Field by day; garage by night. In six words, that was pretty much my summer, and I wouldn't have had it any other way. Whilst the days were spent out (quite literally) 'in the field', I would usually be found in the garage during the evenings, working on my samples.

I always knew that with a project such as this, I would need some sort of makeshift laboratory, so I get some of lab-work out of the way before heading back to university. On June 24th, Dad and I set out and gutted the garage; it was one of the very few times that I've seen it with absolutely nothing in. And whilst it was great to give it a tidy, my main objective was to re-arrange it so that we could fit a couple of tables, thus providing me ample space to do the necessary work.

What was this work? Largely it consisted of a lot of soil drying, and for this, I used a small but pretty powerful microwave. Drying a soil is important, perhaps for two reasons. If one weighs a sample of soil before and after drying, the difference between the two measurements is the water content. Knowing the water content of the soil is extremely vital, as water drives many of the processes within the soil system. If a soil has too much water (we call this saturation), then upon the next rainfall event, precipitated water will more than likely runoff the surface rather than infiltrating through. If a soil, on the other hand, has rather low moisture contents, then the system is more likely to allow some of that rainwater to infiltrate. The second reason why drying a soil is important is perhaps best explained by considering a batch of samples that haven't been dried. There's one test called the Aggregate Stability Test, and this basically tests how soil aggregates behave when they are repeatedly immersed in water. It's supposed to simulate what happens during a rainfall event; after all, when it rains, soil particles receive the rainwater in the form of intermittent droplets, with a gap (albeit seconds) where the soil isn't receiving water. Anyway, if the test is trying to understand how different soils behave, everything else must remain constant. These constants include, for example, the temperature of the water, the rate at which they are immersed, but it also means that the water content within the samples has to be constant. Therefore, samples are dried so that the scientist can safely assume that each sample has a constant (zero) water content. Water, incidentally, can bind particles of soil together (we call this capillary action) and it actually increases their stability!

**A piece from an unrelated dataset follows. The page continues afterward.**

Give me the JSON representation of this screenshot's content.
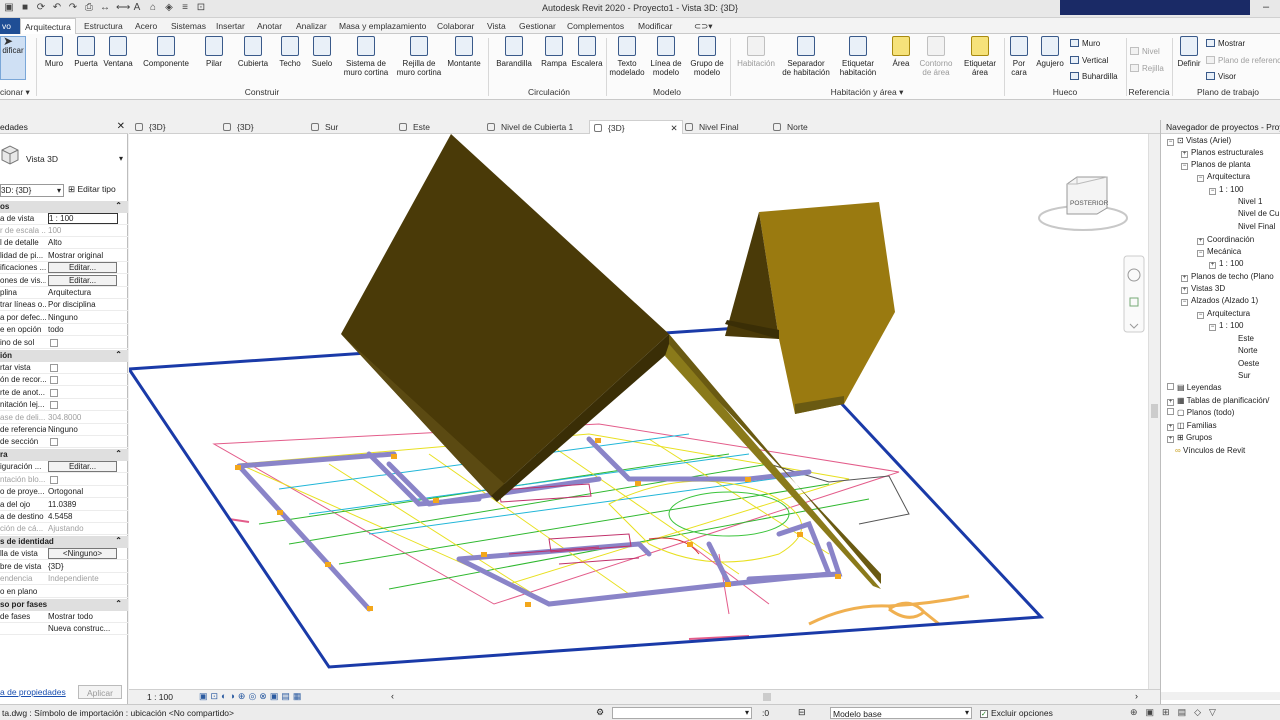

Part of my laboratory work would also take place at the Royal Holloway. By placing samples in a furnace and heating them to about 550 degrees C, you effectively burn off the organic matter. Similarly, by weighing the samples before and after this process, one can calculate how much organic matter there was within the sample. My crop roots would release organic matter into the soil, and I was interested in seeing the effect of root tapering on this. Would larger surface areas of root, for instance, release more organic matter into the soil? Another test I completed at the university was one that had never been done here before, and that was to quantify the volume of soil polysaccharides within the samples. Polysaccharides are basically carbohydrates, which are often released by roots. To put a very complicated method simply, the polysaccharides within my soil samples were removed using various chemicals and placed in a machine called a spectrophotometer. This little machine measures how easy light travels through a solution. (For instance, if you were to measure milk, the transmittance of light would be fairly low, in comparison to, say, clear water). One by one, each of my samples were placed through and measured. And then, I did the same for a selection of 'known glucose standards'. In other words, I could work out the light transmittance for various solutions of known polysaccharide content. These could then help me to create a graph - a glucose curve - with polysaccharide content on the horizontal axis, and light transmittance on the vertical axis. All I would need to do then is to take the light transmittance of one of my soil samples, find its position on the curve, and look down to see its polysaccharide content. It sounds technical, but after you've done one, it's a case of repeating the method. By the end, I could have probably done it in my sleep!